By Gregory McNamee WRITERS ON THE RANGE
At any given moment during this smoky summer of 2023, hundreds of wildfires were blazing in the United States—more than 850 as of late July, according to the nonprofit Fire, Weather & Avalanche Center. Most of those wildfires ignited in the forests of the American West.
Fires were also burning by the thousands in Canada, creating a pall of particulate-dense smoke that blotted out views of the Chicago skyline and the Washington Mall. Those fires are expected to burn well into fall.
This hellish aspect lends weight to historian Stephen Pyne’s conclusion that we live now in an age of fire called the “Pyrocene.”
Assembled to combat these blazes is a massive army of wildland firefighters. Some are volunteers, some are prison work crews earning time credited against their sentences. Some are municipal firefighters dispatched to the woods.
Some 11,300 of them are federal firefighters, called “forestry technicians,” who work under the aegis of the Department of Agriculture and the Department of the Interior.
For all of them, it’s exhausting work. Wildland firefighters typically log 16-hour days for weeks at a time, burning 4,000 to 6,000 calories a day while carrying heavy backpacks.
It’s punishing labor and always dangerous. Barely a year has gone by in the last quarter-century that has not seen at least 15 wildland firefighter deaths, the victims not just of flames and smoke but also of heat exhaustion, vehicle accidents, air crashes, falling trees and heart attacks.
Often, they don’t die alone. In June 2013, 19 “Hotshots” burned to death in a horrific Arizona wildfire, the third-greatest loss of wildland firefighters in U.S. history.
Yet despite the hardships and the history, a mandated pay raise in June 2021, spurred by President Joe Biden, brought the minimum wage for federal wildland firefighters up to a mere $15 an hour.
Firefighters of my acquaintance seldom cite money as a motivator for their work. They fight fires in the spirit of public service, while in some rural communities, as a young Apache firefighter told me, “It gives us something to do.”
But firefighters, like everyone else, must shoulder rents and mortgages and groceries, and a paycheck of less than $3,000 a month just doesn’t cut it.
Enter a temporary order from President Biden raising that base pay rate by 50 percent. Put in place in August 2022, and retroactive to the previous October as part of a hotly contested package of infrastructure-funding policies, the pay raise was funded only until Sept. 30, 2023, after which pay for wildland firefighters drops back to 2020 levels.
Wildland firefighters lobbied for Biden’s pay raise to be made permanent but they made few inroads. That was until they finally found an ally in Arizona’s Sen. Kyrsten Sinema. Now an independent, Sinema allied with Republican Sens. John Barrasso of Wyoming and Steve Daines of Montana, and Democratic Sens.
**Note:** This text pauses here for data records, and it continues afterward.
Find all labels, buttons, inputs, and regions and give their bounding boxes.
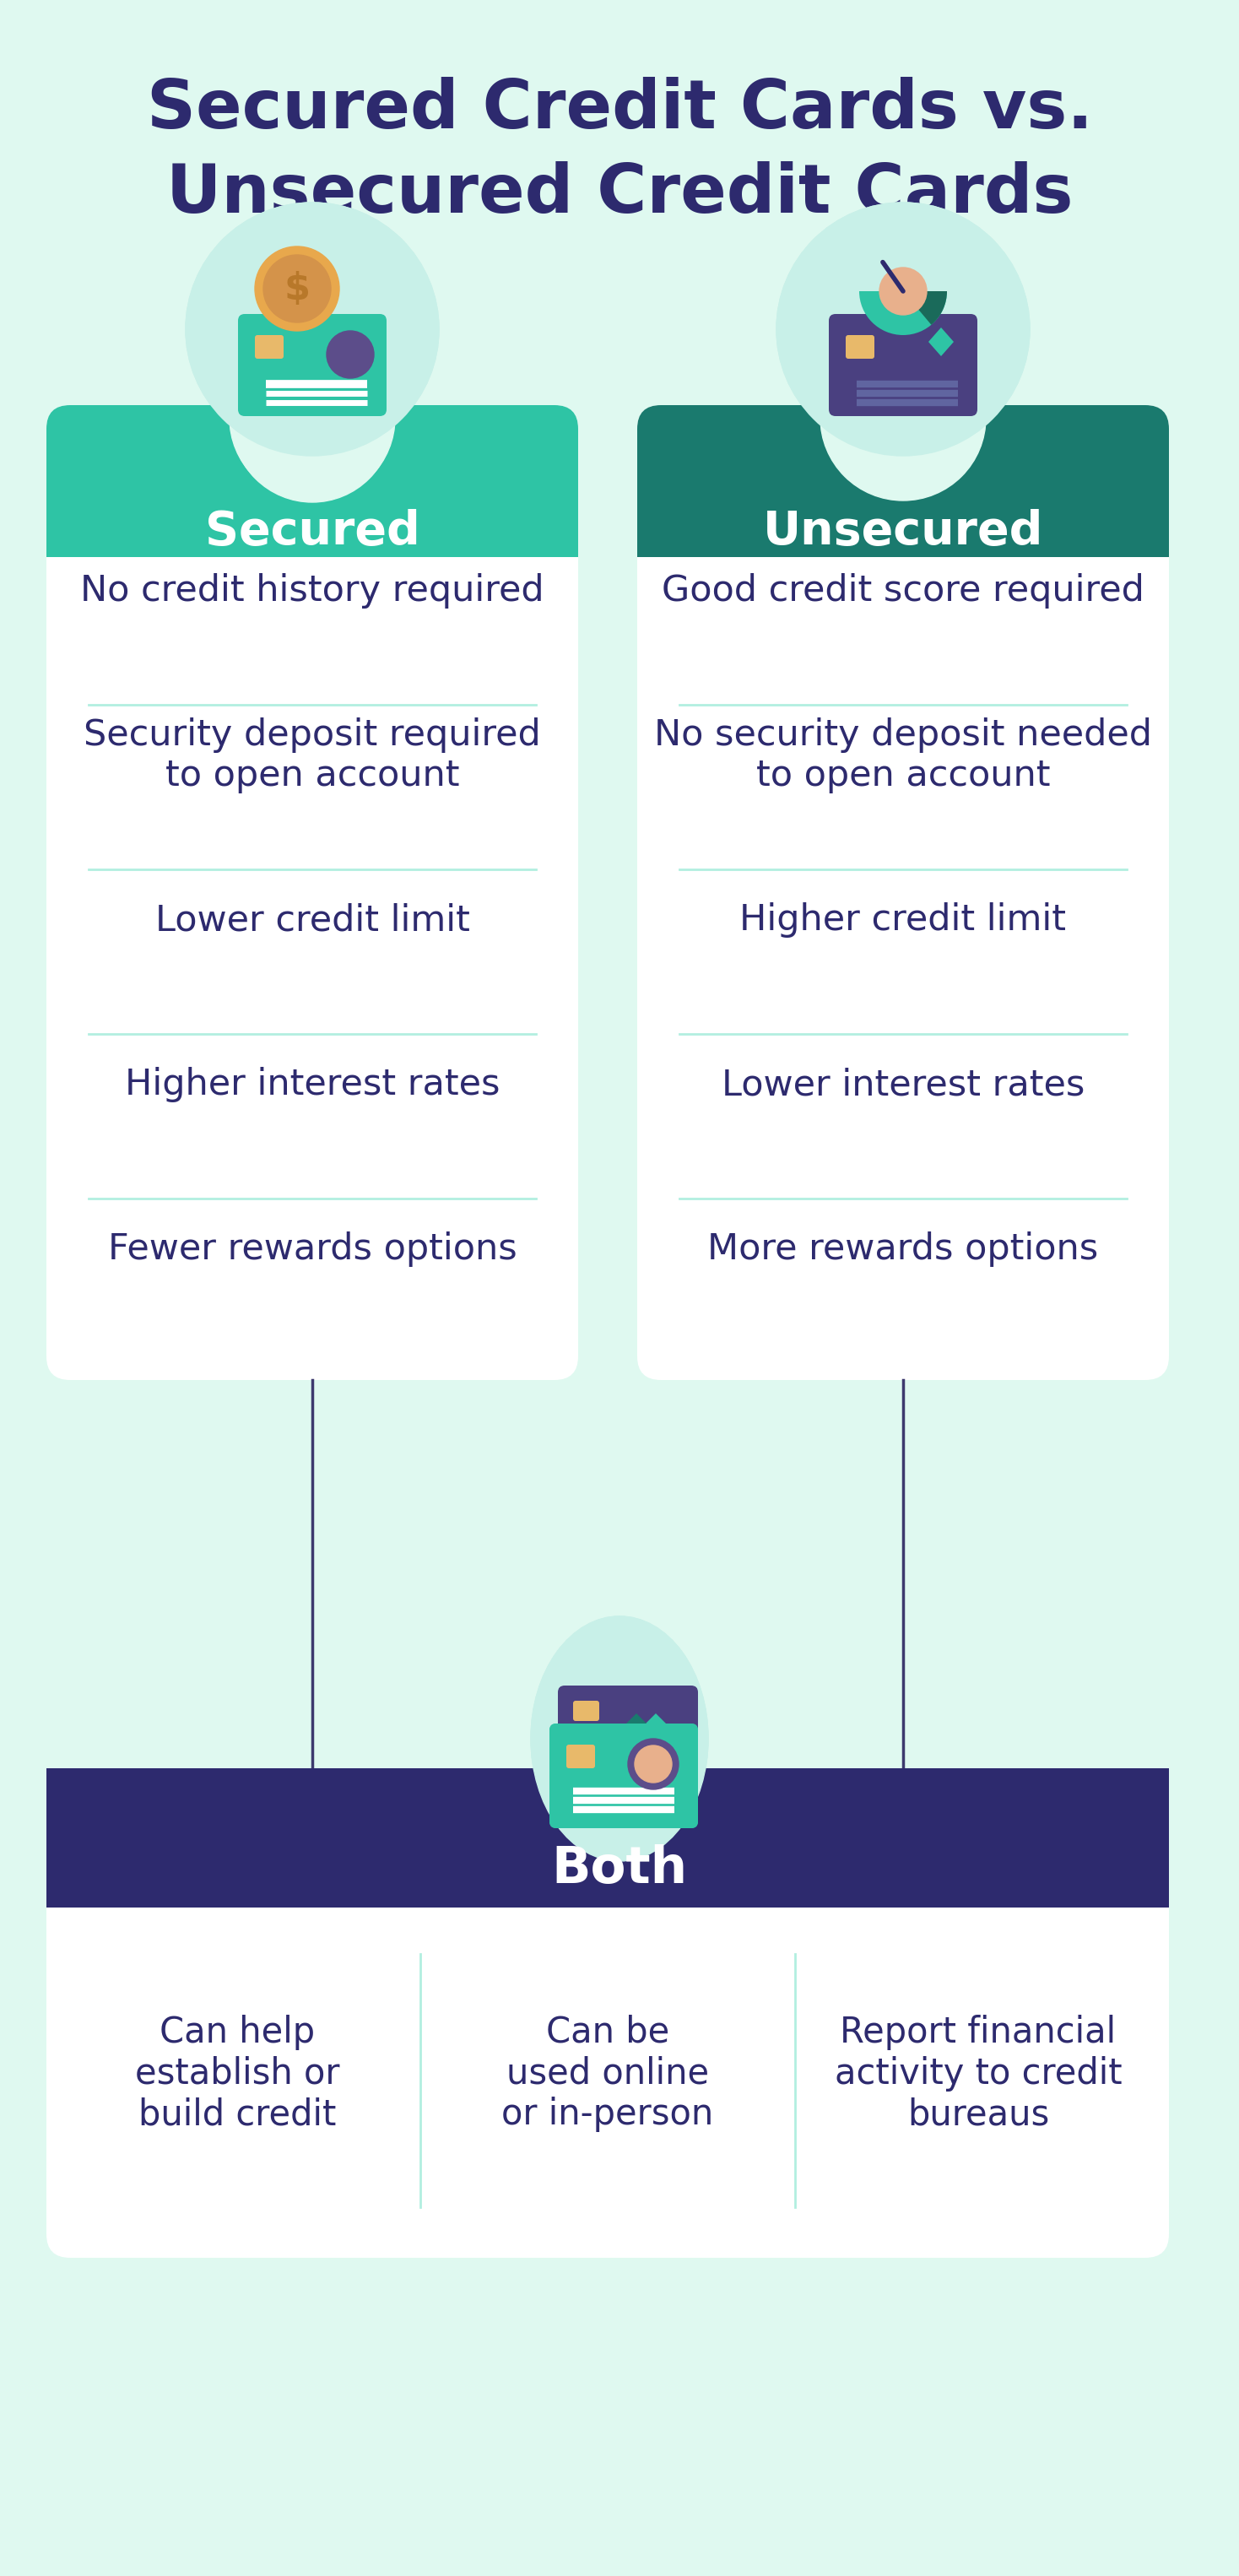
Circle shape	[186, 204, 439, 456]
Bar	[637, 482, 1168, 556]
Text: Security deposit required
to open account: Security deposit required to open accoun…	[84, 716, 541, 793]
FancyBboxPatch shape	[574, 1700, 600, 1721]
Circle shape	[229, 335, 395, 500]
Ellipse shape	[530, 1615, 709, 1860]
Text: Higher interest rates: Higher interest rates	[125, 1066, 499, 1103]
Circle shape	[820, 335, 986, 500]
FancyBboxPatch shape	[549, 1723, 698, 1829]
Circle shape	[232, 343, 393, 502]
Circle shape	[628, 1739, 679, 1790]
Circle shape	[264, 255, 331, 322]
Text: Lower credit limit: Lower credit limit	[155, 902, 470, 938]
Text: Secured Credit Cards vs.: Secured Credit Cards vs.	[146, 77, 1093, 142]
Text: Secured: Secured	[204, 510, 420, 554]
Text: $: $	[284, 270, 310, 307]
Text: Can help
establish or
build credit: Can help establish or build credit	[135, 2014, 339, 2133]
FancyBboxPatch shape	[46, 404, 579, 1381]
FancyBboxPatch shape	[46, 404, 579, 556]
FancyBboxPatch shape	[637, 404, 1168, 556]
FancyBboxPatch shape	[637, 404, 1168, 1381]
Circle shape	[186, 204, 439, 456]
FancyBboxPatch shape	[238, 314, 387, 417]
FancyBboxPatch shape	[566, 1744, 595, 1767]
Wedge shape	[903, 291, 947, 325]
Text: Good credit score required: Good credit score required	[662, 572, 1145, 608]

Joe Manchin of West Virginia and Jon Tester of Montana, to introduce the bipartisan Wildland Firefighter Paycheck Protection Act. It would fund permanent pay increases.
By late June of 2023, their bill had passed out of committee by a vote of 10 to 1, the only no vote coming from Republican Sen. Rand Paul of Kentucky. When it reaches the Senate floor, it will be open to debate and a full vote.
There, however, the politicians are likely to squabble, especially on the House side. Larger issues loom, too, such as the need to revise policy so that forests are better managed to improve the conditions that now foster massive wildfires. Those conditions are the product of a “wise use” regime that saw forests as profitable tree farms and not as living systems. The Forest Service also had a decades-long policy of dousing all wildfires as early as possible.
While Washington deliberates, and while a more comprehensive bill compensating wildland firefighters struggles to gain traction, fires continue to burn in the outback. Without a pay raise, federal officials fear, some firefighters will walk away from a risky and insultingly low-paying job.
Wildland firefighters are needed right now, and we need to pay them what they deserve through the Wildland Firefighter Paycheck Protection Act. They will be needed even more in a future of climbing temperatures and widespread drought causing even more massive wildfires.
We can only hope that we will have the firefighters to confront them.
Gregory McNamee is a contributor to Writers on the Range, writersontherange.org, an independent nonprofit dedicated to spurring lively conversation about the West. He is an author and journalist in Tucson.